The expression of GCLC is regulated by a number of factors at the transcriptional, posttranscriptional, translational, and posttranslational levels [29, 30]. For instance, oxidative stress and electrophilic substances that can deplete cellular GSH or induce its oxidation to GSSG have been suggested to induce GCLC expression [29, 30]. Diabetes increases oxidative stress through various mechanisms, such as hyperglycemia, accumulation of AGEs and impairment of antioxidant enzymes [31]. Data from this report showed accumulation of AGEs and decrease in catalase activity in RBCs obtained from diabetic patients. In addition, insulin has been reported to stimulate cysteine uptake by cells and upregulate GCL expression, and therefore accelerate glutathione synthesis [30, 32]. The diabetic patients participating in this study had received long-term insulin therapy. Thus, increase in oxidative stress and long-term use of insulin might be, at least partially, responsible for the increased GCLC in the diabetic patients studied in this report. This report also demonstrated that the protein levels of erythrocyte G6PD, GR, GST-ρ1, GPx1 and Glo1 were much higher in diabetic patients than in age-matched controls. This is consistent with the view that oxidative stress upregulates the expression of G6PD, GR, GSTs, GPxs and glyoxalases [3336]. Mature RBCs cannot synthesize RNAs and proteins. The increased level of the GCLC, G6PD, GR, GST-ρ1, GPx1 and Glo1 in RBCs obtained from diabetic patients highly likely results from an increased synthesis of these proteins during early phases of erythropoiesis or reduced degradation rate in mature RBCs.

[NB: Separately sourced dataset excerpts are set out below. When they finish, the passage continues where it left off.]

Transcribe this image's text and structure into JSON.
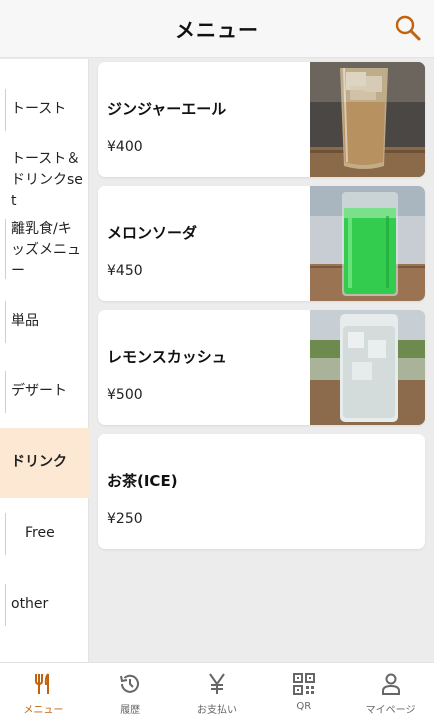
{
  "header": {
    "title": "メニュー",
    "search_icon": "search-icon"
  },
  "sidebar": {
    "items": [
      {
        "label": "トースト"
      },
      {
        "label": "トースト＆ドリンクset"
      },
      {
        "label": "離乳食/キッズメニュー"
      },
      {
        "label": "単品"
      },
      {
        "label": "デザート"
      },
      {
        "label": "ドリンク",
        "active": true
      },
      {
        "label": "Free"
      },
      {
        "label": "other"
      }
    ]
  },
  "menu_items": [
    {
      "name": "ジンジャーエール",
      "price": "¥400",
      "photo": "ginger-ale-glass"
    },
    {
      "name": "メロンソーダ",
      "price": "¥450",
      "photo": "melon-soda-glass"
    },
    {
      "name": "レモンスカッシュ",
      "price": "¥500",
      "photo": "lemon-squash-glass"
    },
    {
      "name": "お茶(ICE)",
      "price": "¥250"
    }
  ],
  "bottom_nav": [
    {
      "label": "メニュー",
      "icon": "fork-knife-icon",
      "active": true
    },
    {
      "label": "履歴",
      "icon": "history-icon"
    },
    {
      "label": "お支払い",
      "icon": "yen-icon"
    },
    {
      "label": "QR",
      "icon": "qr-code-icon"
    },
    {
      "label": "マイページ",
      "icon": "person-icon"
    }
  ],
  "colors": {
    "accent": "#c2620f",
    "active_bg": "#fde8d3",
    "background": "#ececec"
  }
}
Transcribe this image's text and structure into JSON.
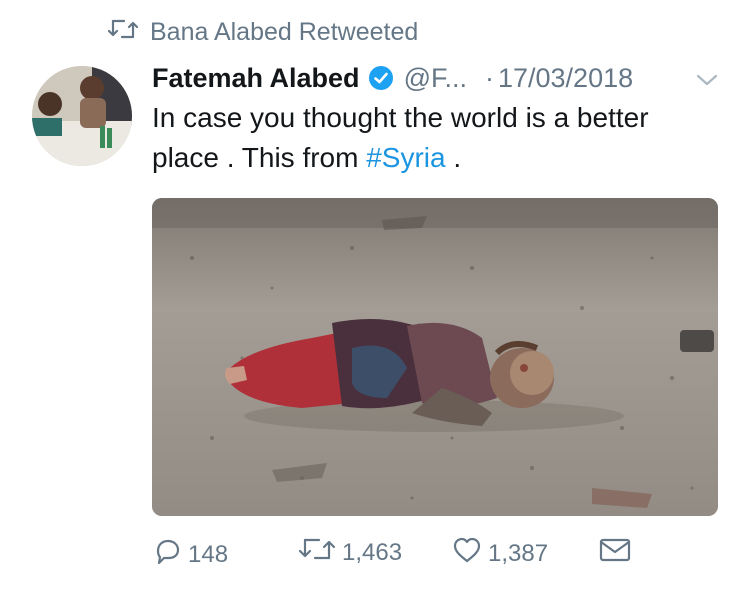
{
  "retweet_context": {
    "text": "Bana Alabed Retweeted",
    "icon": "retweet-icon"
  },
  "tweet": {
    "author_name": "Fatemah Alabed",
    "verified": true,
    "handle": "@F...",
    "separator": "·",
    "date": "17/03/2018",
    "text_part1": "In case you thought the world is a better place . This from ",
    "hashtag": "#Syria",
    "text_part2": " ."
  },
  "actions": {
    "reply_count": "148",
    "retweet_count": "1,463",
    "like_count": "1,387"
  },
  "colors": {
    "secondary_text": "#657786",
    "link": "#1b95e0",
    "verified_badge": "#1da1f2"
  }
}
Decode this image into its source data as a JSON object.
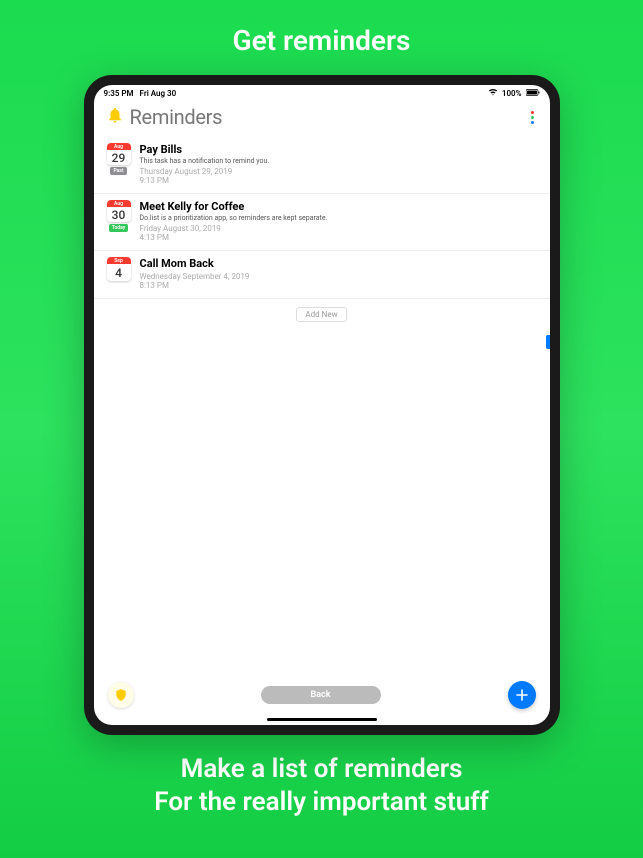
{
  "promo": {
    "top": "Get reminders",
    "bottom_line1": "Make a list of reminders",
    "bottom_line2": "For the really important stuff"
  },
  "status": {
    "time": "9:35 PM",
    "date": "Fri Aug 30",
    "wifi": "⬤",
    "battery_pct": "100%"
  },
  "header": {
    "title": "Reminders"
  },
  "reminders": [
    {
      "month": "Aug",
      "day": "29",
      "badge": "Past",
      "badge_color": "#8e8e93",
      "title": "Pay Bills",
      "desc": "This task has a notification to remind you.",
      "date": "Thursday August 29, 2019",
      "time": "9:13 PM"
    },
    {
      "month": "Aug",
      "day": "30",
      "badge": "Today",
      "badge_color": "#34c759",
      "title": "Meet Kelly for Coffee",
      "desc": "Do.list is a prioritization app, so reminders are kept separate.",
      "date": "Friday August 30, 2019",
      "time": "4:13 PM"
    },
    {
      "month": "Sep",
      "day": "4",
      "badge": "",
      "badge_color": "",
      "title": "Call Mom Back",
      "desc": "",
      "date": "Wednesday September 4, 2019",
      "time": "8:13 PM"
    }
  ],
  "buttons": {
    "add_new": "Add New",
    "back": "Back"
  },
  "colors": {
    "accent_blue": "#007aff",
    "accent_green": "#34c759",
    "accent_red": "#ff3b30",
    "bell_yellow": "#ffcc00"
  },
  "more_dots": [
    "#ff3b30",
    "#34c759",
    "#007aff"
  ]
}
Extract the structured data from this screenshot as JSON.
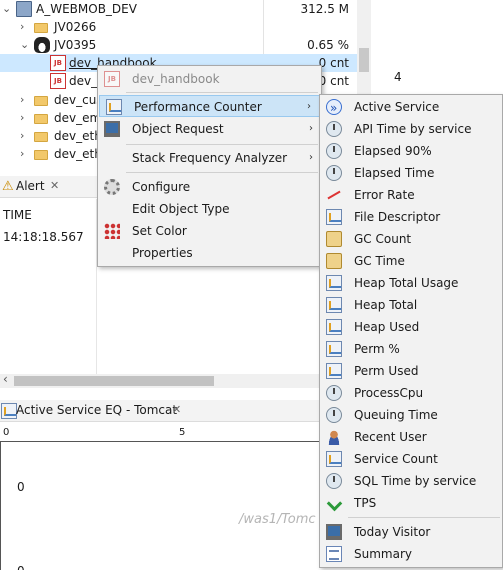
{
  "tree": {
    "rows": [
      {
        "label": "A_WEBMOB_DEV",
        "value": "312.5 M"
      },
      {
        "label": "JV0266",
        "value": ""
      },
      {
        "label": "JV0395",
        "value": "0.65 %"
      },
      {
        "label": "dev_handbook",
        "value": "0 cnt"
      },
      {
        "label": "dev_h",
        "value": "0 cnt"
      },
      {
        "label": "dev_cust",
        "value": ""
      },
      {
        "label": "dev_emp",
        "value": ""
      },
      {
        "label": "dev_ethi",
        "value": ""
      },
      {
        "label": "dev_ethi",
        "value": ""
      }
    ]
  },
  "right_top": {
    "axis_label": "4"
  },
  "alert": {
    "tab_label": "Alert",
    "close_glyph": "✕",
    "column_header": "TIME",
    "rows": [
      "14:18:18.567"
    ]
  },
  "eq": {
    "tab_label": "Active Service EQ - Tomcat",
    "close_glyph": "✕",
    "ruler": [
      "0",
      "5"
    ],
    "y_label": "0",
    "y_label2": "0",
    "watermark": "/was1/Tomc"
  },
  "context_menu": {
    "header": "dev_handbook",
    "items": [
      {
        "label": "Performance Counter",
        "submenu": true,
        "icon": "chart-icon"
      },
      {
        "label": "Object Request",
        "submenu": true,
        "icon": "monitor-icon"
      },
      {
        "label": "Stack Frequency Analyzer",
        "submenu": true,
        "icon": ""
      },
      {
        "label": "Configure",
        "submenu": false,
        "icon": "gear-icon"
      },
      {
        "label": "Edit Object Type",
        "submenu": false,
        "icon": ""
      },
      {
        "label": "Set Color",
        "submenu": false,
        "icon": "color-grid-icon"
      },
      {
        "label": "Properties",
        "submenu": false,
        "icon": ""
      }
    ],
    "arrow_glyph": "›"
  },
  "submenu": {
    "items": [
      {
        "label": "Active Service",
        "icon": "active-service-icon"
      },
      {
        "label": "API Time by service",
        "icon": "clock-icon"
      },
      {
        "label": "Elapsed 90%",
        "icon": "clock-icon"
      },
      {
        "label": "Elapsed Time",
        "icon": "clock-icon"
      },
      {
        "label": "Error Rate",
        "icon": "error-rate-icon"
      },
      {
        "label": "File Descriptor",
        "icon": "chart-icon"
      },
      {
        "label": "GC Count",
        "icon": "gc-icon"
      },
      {
        "label": "GC Time",
        "icon": "gc-icon"
      },
      {
        "label": "Heap Total Usage",
        "icon": "chart-icon"
      },
      {
        "label": "Heap Total",
        "icon": "chart-icon"
      },
      {
        "label": "Heap Used",
        "icon": "chart-icon"
      },
      {
        "label": "Perm %",
        "icon": "chart-icon"
      },
      {
        "label": "Perm Used",
        "icon": "chart-icon"
      },
      {
        "label": "ProcessCpu",
        "icon": "clock-icon"
      },
      {
        "label": "Queuing Time",
        "icon": "clock-icon"
      },
      {
        "label": "Recent User",
        "icon": "user-icon"
      },
      {
        "label": "Service Count",
        "icon": "service-count-icon"
      },
      {
        "label": "SQL Time by service",
        "icon": "clock-icon"
      },
      {
        "label": "TPS",
        "icon": "tps-icon"
      },
      {
        "label": "Today Visitor",
        "icon": "monitor-icon"
      },
      {
        "label": "Summary",
        "icon": "summary-icon"
      }
    ]
  }
}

Data from this report implies that the activity of the proteins involved in glutathione generation, reduction and utilization was depressed in RBCs obtained from diabetic patients. Specifically, although the protein levels of erythrocyte GCLC, G6PD and GR were much higher in diabetic old women than in nondiabetic young women, the erythrocyte TGSH level was similar and the GSH level was significantly lower in diabetic old women compared to those in nondiabetic young women. In addition, the erythrocyte GR, GST-ρ1 and GPx1 protein levels were significantly higher in diabetic old women than in nondiabetic young women, while the GR, GST and GPx activities in unit of cellular protein were comparable in these two groups. Damage due to glycation has been suggested to disturb the functions of proteins. Increase in protein glycation, as indicated by accumulated AGEs, might be a mechanism for the reduced activities of these glutathione generation and utilization proteins in RBCs obtained from diabetic patients.

5. Conclusions

In summary, the plasma erythrocyte TGSH and GSH levels declined with age in nondiabetic AA women. This age-related change unlikely results from a reduced expression of proteins related glutathione synthesis and reduction, as the protein level of GCLC, G6PD and GR is comparable in nondiabetic young and old women. In contrast to previous reports that showed reduced glutathione levels in diabetic patients, this report demonstrated that the plasma and erythrocyte TGSH levels, as well as the erythrocyte GCLC protein level were significantly higher in diabetic old than in nondiabetic old women. Further studies are needed to define the mechanism(s) underlying these conflicting findings. The plasma and erythrocyte GSH level, GSH/GSSG ratio and catalase activity were significantly lower in RBCs obtained from diabetic patients than those obtained from age-matched controls. In addition, substantial AGEs accumulated in RBCs of diabetic patients. These findings suggest an increased oxidative stress in RBCs of diabetic patients. Herein we proposed that the increased level of the proteins related to glutathione metabolism in the RBCs of diabetic patients results from an oxidative stress-induced expression of these proteins in erythrocyte precursor cells, because matured RBCs cannot synthesize proteins and because oxidative stress is able to induce the expression of these proteins [29, 30, 3336].

Acknowledgement

This study was supported by NIH grant SC1HL101431 (HY), U54MD0007593 (ZMG).